And now Caroline was speaking again, looking confidingly up into the large patronising face of the Police.
‘That’s where I should look,’ she was saying, ‘if we were playing hide-and-seek. But as it is—— You see we’ve been there all the morning, and he couldn’t have come into the wood without our hearing him, you know. Have you tried the other wood, beyond the garden? And the thatched summer-house? And the lodge that isn’t used? Over by the other gates, you know.’
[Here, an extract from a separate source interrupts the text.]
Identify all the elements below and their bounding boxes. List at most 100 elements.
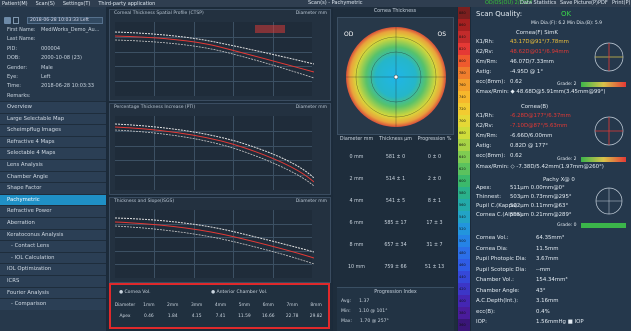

‘The old lodge,’ the Police echoed. ‘A very likely spot, I shouldn’t wonder. You lead the way, young gentleman,’ he said to Charles.
‘Good old Caro—oh, good old Caro!’ Charlotte was saying to herself as the party started.
‘I’ll dispose my search-party proper later on,’ said the Police importantly, and turned to say, ‘Ain’t you coming, Miss?’ to Caroline, who was stooping down, doing something to her foot.
‘I can’t,’ she said; ‘I’ve got a stone in my shoe. And it hurts,’ she added, standing up firmly on it.
Caroline went indoors, and the search-party threaded the woods and converged at last on the empty lodge. Its lattice-paned windows were dusty, its door hung on a broken hinge, and little black balls of hard moss were dotted between the flagstones of its yard. Its thatch was loose in places, ruffled like the plumage of an old stuffed bird, and its garden had been so long untilled that it had ceased to be the weed-grown earth patch that a neglected garden first becomes, and had grown green all over, covered itself with grass and fern and bramble and baby oak-trees, and become just a fenced-in patch of the wood beyond.
‘Halt!’ said the Police; ‘just the place. I’ll warrant we’ve run the young gentleman to earth this time.’
But they hadn’t. There was nothing in the lodge but an old hamper with a hole in it, a litter of straw and old damp paper, some cold ashes in the grate, and in the upper rooms two last year’s birds’-nests, and a chair with three legs and half a back.
The Police stooped his helmeted head to the low door lintel, and came out into the sunshine a disappointed man.